I had two quarters and a $20 bill, but all that added up to just then was this: No Diet Coke for me.
One nickel and I could do business with the office vending machine. I could've borrowed one from a co-worker, probably, or asked if anybody could change a twenty, but it seemed like less hassle just then to retrieve one I'd noticed earlier in the car.
It was right where I remembered, and I snatched it up in triumph –only to realize I was now locked out of the building.
The front lobby was closed on Saturdays, and in my haste I'd neglected to grab either my access card or my phone. It was just now getting light. There was no one in sight.
As I contemplated my options, however, I detected movement: A frizzy-haired woman in a shabby purple coat, apparently scanning the ground for half-smoked cigarettes.
“You wouldn't happen to have a cell phone, would you?” I called out.
“Got a cigarette?” she asked as she fished in her pocket.
I shook my head, but she held the phone out anyway. Crisis resolved. Or was it? I should give her something. Those quarters – or that temporarily useless $20 bill?
My inner cheapskate won the debate, by a narrow margin. I handed over the coins, and watched my would-be Diet Coke move off down the street in the hands of another addict.
I'd like to say this incident was what finally helped me quit Diet Coke, the elixir of so many former fatties like myself. But my addiction went on to survive countless warnings from my mother about the possible dangers of Nutrasweet – along with a price increase at the office vending machine – before I finally decided, exactly 51 days ago, that I'd had my fill.
What finally did the trick, nearly 25 years after I first wrote about my addiction in this newspaper?

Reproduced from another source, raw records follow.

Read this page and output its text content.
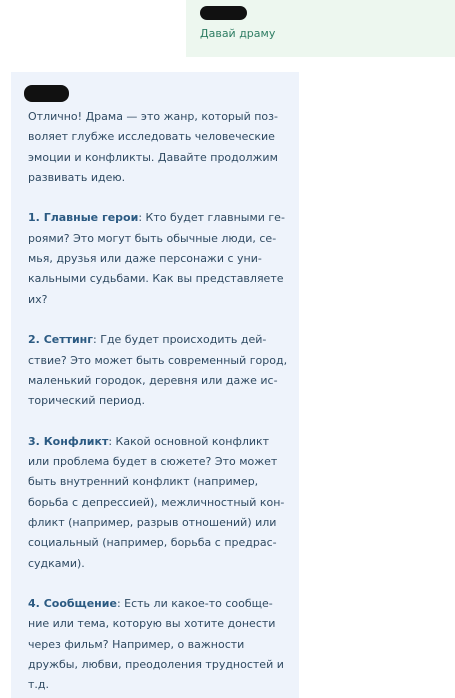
Давай драму

Отлично! Драма — это жанр, который поз-

воляет глубже исследовать человеческие

эмоции и конфликты. Давайте продолжим

развивать идею.

1. Главные герои: Кто будет главными ге-

роями? Это могут быть обычные люди, се-

мья, друзья или даже персонажи с уни-

кальными судьбами. Как вы представляете

их?

2. Сеттинг: Где будет происходить дей-

ствие? Это может быть современный город,

маленький городок, деревня или даже ис-

торический период.

3. Конфликт: Какой основной конфликт

или проблема будет в сюжете? Это может

быть внутренний конфликт (например,

борьба с депрессией), межличностный кон-

фликт (например, разрыв отношений) или

социальный (например, борьба с предрас-

судками).

4. Сообщение: Есть ли какое-то сообще-

ние или тема, которую вы хотите донести

через фильм? Например, о важности

дружбы, любви, преодоления трудностей и

т.д.
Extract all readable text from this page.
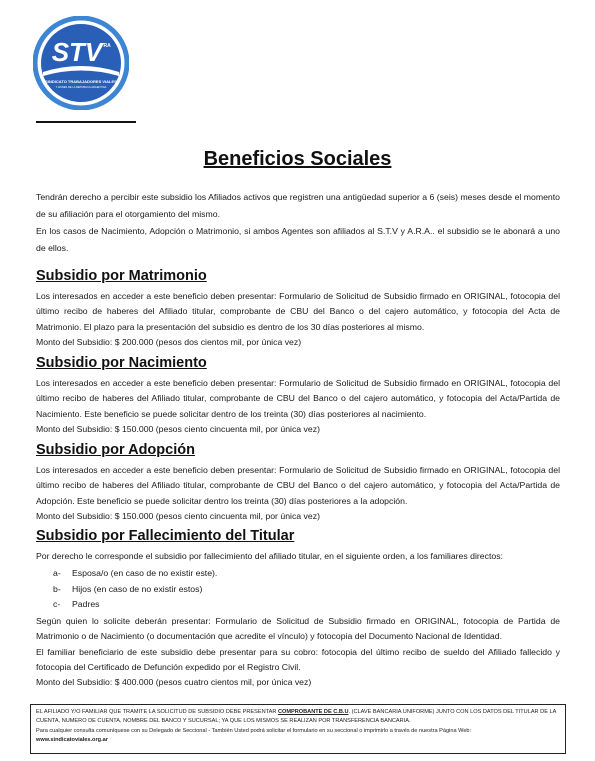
STV
y RA
SINDICATO TRABAJADORES VIALES
Y AFINES DE LA REPUBLICA ARGENTINA
Beneficios Sociales

Tendrán derecho a percibir este subsidio los Afiliados activos que registren una antigüedad superior a 6 (seis) meses desde el momento de su afiliación para el otorgamiento del mismo.

En los casos de Nacimiento, Adopción o Matrimonio, si ambos Agentes son afiliados al S.T.V y A.R.A.. el subsidio se le abonará a uno de ellos.

Subsidio por Matrimonio

Los interesados en acceder a este beneficio deben presentar: Formulario de Solicitud de Subsidio firmado en ORIGINAL, fotocopia del último recibo de haberes del Afiliado titular, comprobante de CBU del Banco o del cajero automático, y fotocopia del Acta de Matrimonio. El plazo para la presentación del subsidio es dentro de los 30 días posteriores al mismo.

Monto del Subsidio: $ 200.000 (pesos dos cientos mil, por única vez)
Subsidio por Nacimiento

Los interesados en acceder a este beneficio deben presentar: Formulario de Solicitud de Subsidio firmado en ORIGINAL, fotocopia del último recibo de haberes del Afiliado titular, comprobante de CBU del Banco o del cajero automático, y fotocopia del Acta/Partida de Nacimiento. Este beneficio se puede solicitar dentro de los treinta (30) días posteriores al nacimiento.

Monto del Subsidio: $ 150.000 (pesos ciento cincuenta mil, por única vez)
Subsidio por Adopción

Los interesados en acceder a este beneficio deben presentar: Formulario de Solicitud de Subsidio firmado en ORIGINAL, fotocopia del último recibo de haberes del Afiliado titular, comprobante de CBU del Banco o del cajero automático, y fotocopia del Acta/Partida de Adopción. Este beneficio se puede solicitar dentro los treinta (30) días posteriores a la adopción.

Monto del Subsidio: $ 150.000 (pesos ciento cincuenta mil, por única vez)
Subsidio por Fallecimiento del Titular

Por derecho le corresponde el subsidio por fallecimiento del afiliado titular, en el siguiente orden, a los familiares directos:

a-	Esposa/o (en caso de no existir este).
b-	Hijos (en caso de no existir estos)
c-	Padres

Según quien lo solicite deberán presentar: Formulario de Solicitud de Subsidio firmado en ORIGINAL, fotocopia de Partida de Matrimonio o de Nacimiento (o documentación que acredite el vínculo) y fotocopia del Documento Nacional de Identidad.

El familiar beneficiario de este subsidio debe presentar para su cobro: fotocopia del último recibo de sueldo del Afiliado fallecido y fotocopia del Certificado de Defunción expedido por el Registro Civil.

Monto del Subsidio: $ 400.000 (pesos cuatro cientos mil, por única vez)
EL AFILIADO Y/O FAMILIAR QUE TRAMITE LA SOLICITUD DE SUBSIDIO DEBE PRESENTAR COMPROBANTE DE C.B.U. (CLAVE BANCARIA UNIFORME) JUNTO CON LOS DATOS DEL TITULAR DE LA CUENTA, NUMERO DE CUENTA, NOMBRE DEL BANCO Y SUCURSAL; YA QUE LOS MISMOS SE REALIZAN POR TRANSFERENCIA BANCARIA.
Para cualquier consulta comuníquese con su Delegado de Seccional - También Usted podrá solicitar el formulario en su seccional o imprimirlo a través de nuestra Página Web:
www.sindicatoviales.org.ar
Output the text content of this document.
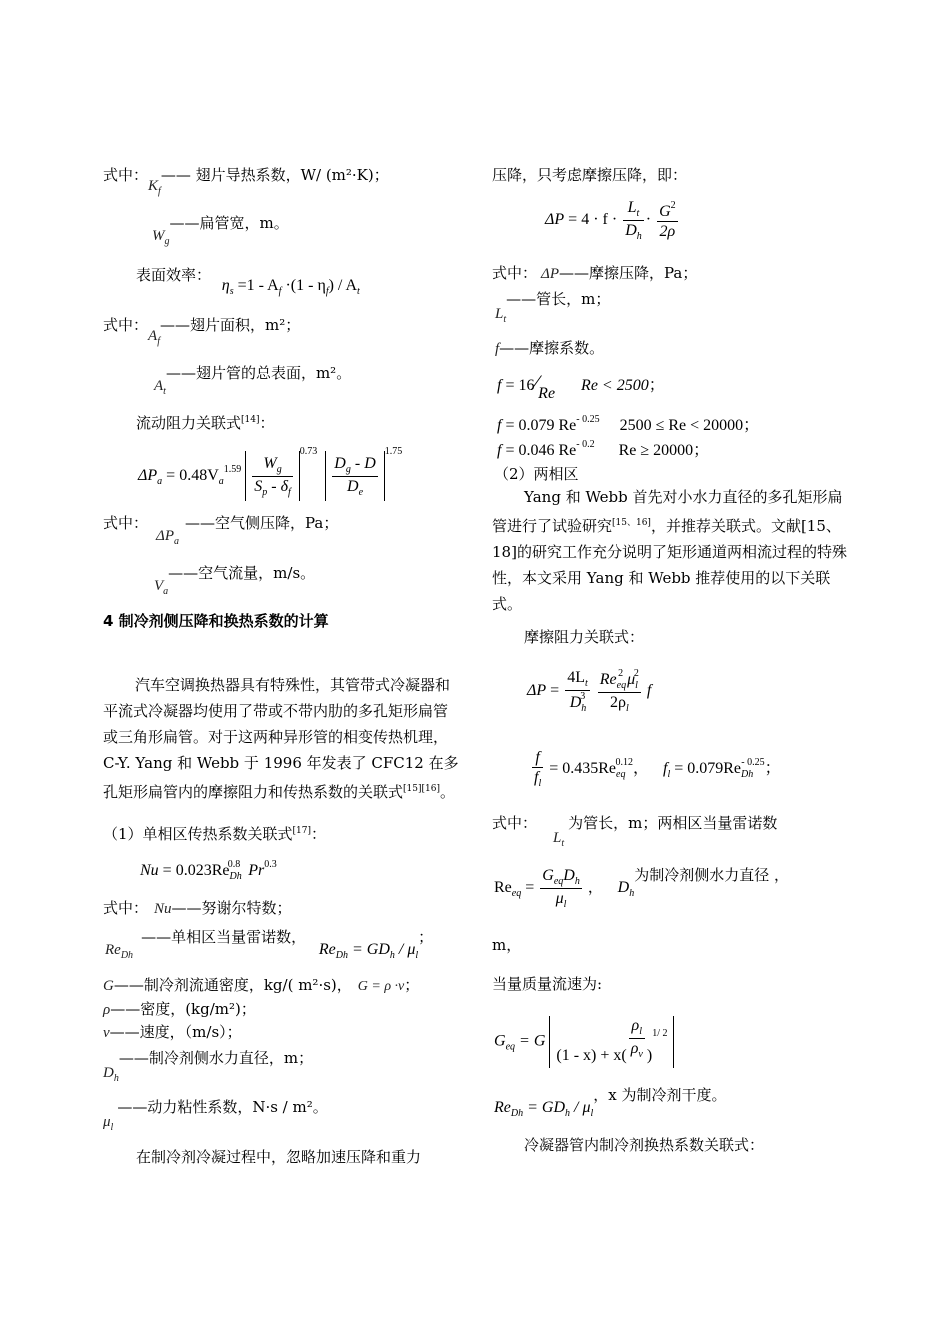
式中：$K_f——$ 翅片导热系数，W/ (m²·K)；
$W_g——$扁管宽，m。
表面效率： $\eta_s =1 - A_f \cdot(1 - \eta_f) / A_t$
式中：$A_f——$翅片面积，m²；
$A_t——$翅片管的总表面，m²。
流动阻力关联式[14]：
$\Delta P_a = 0.48V_a^{1.59} \frac{W_g}{S_p - \delta_f}$
$^{0.73}$
$\frac{D_g - D}{D_e}$
$^{1.75}$
式中：$\Delta P_a——$空气侧压降，Pa；
$V_a——$空气流量，m/s。
4 制冷剂侧压降和换热系数的计算
汽车空调换热器具有特殊性，其管带式冷凝器和平流式冷凝器均使用了带或不带内肋的多孔矩形扁管或三角形扁管。对于这两种异形管的相变传热机理，C-Y. Yang 和 Webb 于 1996 年发表了 CFC12 在多孔矩形扁管内的摩擦阻力和传热系数的关联式[15][16]。
（1）单相区传热系数关联式[17]：
$Nu = 0.023Re_{Dh}^{0.8}$ $Pr^{0.3}$
式中： Nu——努谢尔特数；
$Re_{Dh}——$单相区当量雷诺数， $Re_{Dh} = GD_h / \mu_l$；
G——制冷剂流通密度，kg/( m²·s)， G = ρ ·v；
ρ——密度，(kg/m²)；
v——速度，（m/s）；
$D_h——$制冷剂侧水力直径，m；
$\mu_l——$动力粘性系数，N·s / m²。
在制冷剂冷凝过程中，忽略加速压降和重力
压降，只考虑摩擦压降，即：
$\Delta P = 4 \cdot f \cdot \frac{L_t}{D_h} \cdot \frac{G^2}{2\rho}$
式中： ΔP——摩擦压降，Pa；
$L_t——$管长，m；
f——摩擦系数。
f = 16⁄Re Re < 2500；
f = 0.079 $Re^{- 0.25}$ 2500 ≤ Re < 20000；
f = 0.046 $Re^{- 0.2}$ Re ≥ 20000；
（2）两相区
Yang 和 Webb 首先对小水力直径的多孔矩形扁管进行了试验研究[15、16]，并推荐关联式。文献[15、18]的研究工作充分说明了矩形通道两相流过程的特殊性，本文采用 Yang 和 Webb 推荐使用的以下关联式。
摩擦阻力关联式：
$\Delta P = \frac{4L_t}{D_h^3}$
$\frac{Re_{eq}^2 \mu_l^2}{2\rho_l}$ f
$\frac{f}{f_l} = 0.435Re_{eq}^{0.12}$， $f_l = 0.079Re_{Dh}^{- 0.25}$；
式中：$L_t$为管长，m；两相区当量雷诺数
$Re_{eq} = \frac{G_{eq}D_h}{\mu_l}$ ， $D_h$为制冷剂侧水力直径 ，
m，
当量质量流速为:
$G_{eq} = G$ $(1 - x) + x( \frac{\rho_l}{\rho_v} )^{1/ 2}$
$Re_{Dh} = GD_h / \mu_l$，x 为制冷剂干度。
冷凝器管内制冷剂换热系数关联式：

It wasn't any one thing so much as the gradual accumulation of reasons to quit finally overshadowing the desire to continue. I'd already given up quarter pounders and French fries. My longtime beverage of choice no longer provided a lift or even refreshment. It was, in the end, nothing more than a habit.
Breaking a habit really isn't hard to do, if you focus on it for three weeks or so. You find an appealing substitute – in my case, seltzer water with lemon juice – and periodically review key images representing your desire to quit.
For me, visualizing a giant bucket of change was a key motivator. In fact, I'd already stopped drinking Diet Coke at the office months earlier, reasoning that I could get my caffeine from coffee. This “containment” strategy – only allowing myself to drink Diet Coke in certain situations – helped build enough willpower to remind me there were other options besides always giving in to impulse.
The memory of getting locked out was a vivid reminder of the dumb ways that neediness gets in the way of living your life. Another key image – though at the time I found it mostly amusing – was the photo shoot we did with that 1989 addiction story, in which a 2-liter Diet Coke bottle hung upside down like an IV dripping into a woman's arm as she worked at her desk.
But ultimately, I now think, it was two seemingly unrelated developments that got me to the tipping point.
The first was a study I stumbled across suggesting that the acid content of Diet Coke can damage your teeth. To me, that's a more tangible and realistic concern than seemingly scarier health issues.
The other was our subscription to an organic grocery delivery service. Switching to “clean” produce, after cutting back on junk food earlier, felt like that containment strategy all over again. I liked to think I had the chemicals in my life – and in my body – on the run.
Suddenly, it no longer seemed appealing to take a big swig of synthetic soda, no matter how hard it tries to emulate the “real thing.”